After waiting 96 hours for my inefficient system to finish its job, I finally have exactly 108 477 articles with their embeddings.
I wanted to plot them, but vectors from Open AI have a length of 1536 and my screen is only 2D, so we have to reduce the dimension. To do so, we’re going to use the t-SNE algorithm. I don’t understand its inner workings, but as far as I know, it helps reduce a vector of dimension N to a vector of dimension 2. Which is helpful to plot it.

Scatter plot

Here is the result:

To colour the scatter plot, I have used the K-means algorithm from Scikit Learn. I made 9 clusters, labeled them one by one and plotted them using Plotly. You can find the interactive version here.

The main topics are:

Data privacy, Security
Finance
Hardware, Embedded systems
Computer theory, Math, Deep Learning
Open source, Software development
Self-improvement, Advice, Essays, Guides
Can’t tell (I couldn’t figure out what those articles were about)
Health, Society, News
Programming

Why aren’t the colours in the same place?
Yes, it’s a good question. I used the K-means algorithm to cluster the vector in dimension 1536. Due to the t-SNE dimensionality reduction, some items may not appear in the same spot when in dimension 2.

Pie chart

I’ve made a pie chart using the previously made cluster. « Open source, Software development » is by far the most popular topic in terms of number of posts.

Bar chart

While in the previous chart, there were the more stories on « Open source, Software development », « Data privacy, Security » is a much more popular topics.
It’s interesting to see the difference between the number of posts vs. the popularity of the posts.
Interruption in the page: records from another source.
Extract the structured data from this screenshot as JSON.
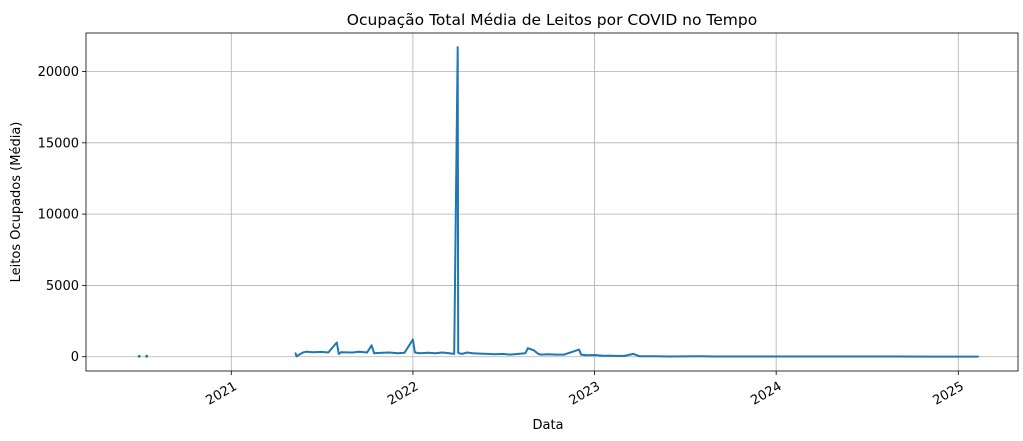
{
  "chart_data": {
    "type": "line",
    "title": "Ocupação Total Média de Leitos por COVID no Tempo",
    "xlabel": "Data",
    "ylabel": "Leitos Ocupados (Média)",
    "x_ticks": [
      "2021",
      "2022",
      "2023",
      "2024",
      "2025"
    ],
    "y_ticks": [
      "0",
      "5000",
      "10000",
      "15000",
      "20000"
    ],
    "xlim": [
      "2020-03-15",
      "2025-05-01"
    ],
    "ylim": [
      -1000,
      22700
    ],
    "grid": true,
    "color": "#1f77b4",
    "series": [
      {
        "x": [
          "2020-06-30",
          "2020-07-15",
          "2021-05-10",
          "2021-05-12",
          "2021-05-25",
          "2021-06-01",
          "2021-06-15",
          "2021-07-01",
          "2021-07-15",
          "2021-08-01",
          "2021-08-05",
          "2021-08-10",
          "2021-09-01",
          "2021-09-15",
          "2021-10-01",
          "2021-10-10",
          "2021-10-15",
          "2021-11-01",
          "2021-11-15",
          "2021-12-01",
          "2021-12-15",
          "2022-01-01",
          "2022-01-05",
          "2022-01-15",
          "2022-02-01",
          "2022-02-15",
          "2022-03-01",
          "2022-03-15",
          "2022-03-25",
          "2022-04-01",
          "2022-04-02",
          "2022-04-03",
          "2022-04-10",
          "2022-04-20",
          "2022-05-01",
          "2022-05-15",
          "2022-06-01",
          "2022-06-15",
          "2022-07-01",
          "2022-07-15",
          "2022-08-01",
          "2022-08-15",
          "2022-08-20",
          "2022-09-01",
          "2022-09-10",
          "2022-09-15",
          "2022-10-01",
          "2022-10-15",
          "2022-11-01",
          "2022-12-01",
          "2022-12-05",
          "2022-12-15",
          "2023-01-01",
          "2023-01-15",
          "2023-02-01",
          "2023-02-15",
          "2023-03-01",
          "2023-03-20",
          "2023-04-01",
          "2023-05-01",
          "2023-06-01",
          "2023-08-01",
          "2023-09-01",
          "2023-11-01",
          "2024-01-01",
          "2024-03-01",
          "2024-05-01",
          "2024-07-01",
          "2024-09-01",
          "2024-11-01",
          "2025-01-01",
          "2025-02-10"
        ],
        "y": [
          30,
          40,
          250,
          30,
          300,
          350,
          320,
          340,
          300,
          1000,
          200,
          320,
          300,
          350,
          300,
          800,
          250,
          280,
          300,
          250,
          280,
          1200,
          300,
          250,
          280,
          250,
          300,
          250,
          200,
          21700,
          300,
          250,
          200,
          300,
          250,
          220,
          200,
          180,
          200,
          150,
          200,
          250,
          600,
          450,
          200,
          150,
          180,
          150,
          150,
          500,
          150,
          100,
          120,
          80,
          70,
          60,
          50,
          200,
          40,
          30,
          20,
          30,
          20,
          20,
          20,
          20,
          15,
          15,
          15,
          10,
          10,
          10
        ]
      }
    ]
  }
}
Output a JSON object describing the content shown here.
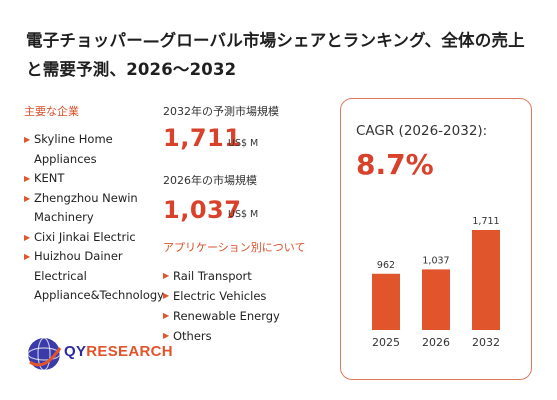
{
  "title": "電子チョッパー—グローバル市場シェアとランキング、全体の売上と需要予測、2026～2032",
  "companies": {
    "label": "主要な企業",
    "items": [
      "Skyline Home Appliances",
      "KENT",
      "Zhengzhou Newin Machinery",
      "Cixi Jinkai Electric",
      "Huizhou Dainer Electrical Appliance&Technology"
    ]
  },
  "forecast_2032": {
    "label": "2032年の予測市場規模",
    "value": "1,711",
    "unit": "US$ M"
  },
  "market_2026": {
    "label": "2026年の市場規模",
    "value": "1,037",
    "unit": "US$ M"
  },
  "applications": {
    "label": "アプリケーション別について",
    "items": [
      "Rail Transport",
      "Electric Vehicles",
      "Renewable Energy",
      "Others"
    ]
  },
  "cagr": {
    "label": "CAGR (2026-2032):",
    "value": "8.7%"
  },
  "logo": {
    "text_a": "QY",
    "text_b": "RESEARCH"
  },
  "colors": {
    "accent": "#d9412a",
    "bar": "#e0552b",
    "border": "#e07a5f",
    "logo_blue": "#2b2b9c"
  },
  "chart_data": {
    "type": "bar",
    "categories": [
      "2025",
      "2026",
      "2032"
    ],
    "values": [
      962,
      1037,
      1711
    ],
    "data_labels": [
      "962",
      "1,037",
      "1,711"
    ],
    "ylim": [
      0,
      1711
    ],
    "grid": false
  }
}
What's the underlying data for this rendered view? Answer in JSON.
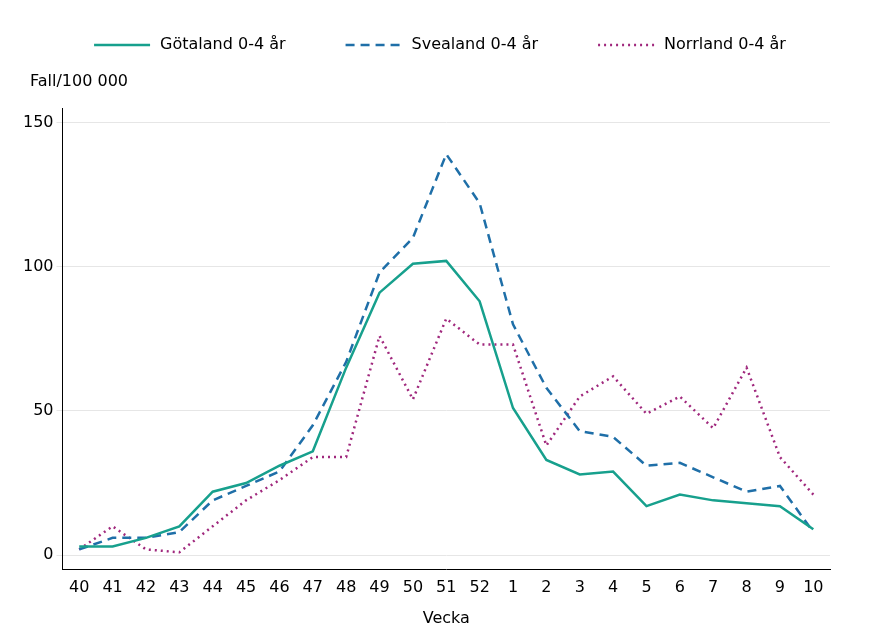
{
  "chart_data": {
    "type": "line",
    "y_label": "Fall/100 000",
    "x_label": "Vecka",
    "categories": [
      "40",
      "41",
      "42",
      "43",
      "44",
      "45",
      "46",
      "47",
      "48",
      "49",
      "50",
      "51",
      "52",
      "1",
      "2",
      "3",
      "4",
      "5",
      "6",
      "7",
      "8",
      "9",
      "10"
    ],
    "series": [
      {
        "name": "Götaland 0-4 år",
        "color": "#17a08d",
        "line_style": "solid",
        "values": [
          3,
          3,
          6,
          10,
          22,
          25,
          31,
          36,
          65,
          91,
          101,
          102,
          88,
          51,
          33,
          28,
          29,
          17,
          21,
          19,
          18,
          17,
          9
        ]
      },
      {
        "name": "Svealand 0-4 år",
        "color": "#1f6fa8",
        "line_style": "dashed",
        "values": [
          2,
          6,
          6,
          8,
          19,
          24,
          29,
          45,
          67,
          98,
          110,
          139,
          122,
          80,
          58,
          43,
          41,
          31,
          32,
          27,
          22,
          24,
          8
        ]
      },
      {
        "name": "Norrland 0-4 år",
        "color": "#a0287d",
        "line_style": "dotted",
        "values": [
          2,
          10,
          2,
          1,
          10,
          19,
          26,
          34,
          34,
          76,
          54,
          82,
          73,
          73,
          38,
          55,
          62,
          49,
          55,
          44,
          65,
          34,
          21
        ]
      }
    ],
    "ylim": [
      -5,
      155
    ],
    "yticks": [
      0,
      50,
      100,
      150
    ],
    "grid": true,
    "legend": "top"
  }
}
To me, Hacker News looks like a goldmine of awesome articles and learning resources. But I feel like I can’t access it properly. I can’t replay sixteen years (from 2007) of posts and HN Algolia only matches words. To resolve this issue, I made HN Recommend.

Using this tool, you can get related posts to a text or a URL. I’ve personally used it to find resources about programming books or Bash.

How does it work ?

The previous work cited earlier gave me a dataset of over 100 000 embeddings. To search posts related to a query, I have to compute the embeddings of the query and get the nearest items. And for an article, it’s pretty-much the same; the only extra step is to get the text of the article from Diffbot.
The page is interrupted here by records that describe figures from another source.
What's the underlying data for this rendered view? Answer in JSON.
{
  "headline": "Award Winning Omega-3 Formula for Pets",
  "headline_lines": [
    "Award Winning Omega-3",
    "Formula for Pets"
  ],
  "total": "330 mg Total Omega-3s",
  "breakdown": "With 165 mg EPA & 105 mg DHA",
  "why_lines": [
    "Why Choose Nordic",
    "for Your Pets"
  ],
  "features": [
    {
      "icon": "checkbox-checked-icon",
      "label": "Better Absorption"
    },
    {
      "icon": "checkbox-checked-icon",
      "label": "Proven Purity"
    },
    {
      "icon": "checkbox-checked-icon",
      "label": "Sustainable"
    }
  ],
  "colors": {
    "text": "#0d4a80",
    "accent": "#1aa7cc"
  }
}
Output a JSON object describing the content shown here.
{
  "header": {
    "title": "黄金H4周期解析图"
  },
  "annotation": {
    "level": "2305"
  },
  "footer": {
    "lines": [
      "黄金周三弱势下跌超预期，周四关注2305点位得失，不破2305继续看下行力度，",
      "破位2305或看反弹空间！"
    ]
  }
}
Nevertheless, I can’t compute the distance with every post because it would be too inefficient (100 000 calculations per query O(n) ). To remediate, HN recommend uses Faiss and the HNSW index. Although I don’t understand the details like the t-SNE algorithm, I know it’s very efficient. On my MacBook Air M1, %%time reports 570 µs

CPU times: user 1.76 ms, sys: 1.32 ms, total: 3.08 ms
Wall time: 570 µs

Now that I have the closest items, my final job is to query the database and return the data to the user.

Dataset

I love open source. Therefore, I’m releasing the dataset for the public. You can download it from Kaggle
In addition, you can find the notebook for data visualisation here.

Thanks

I want to thank Diffbot, which allowed me to use their API for free. Without them, this project would not have been possible. I am excited to see what other projects I can create using their API in the future.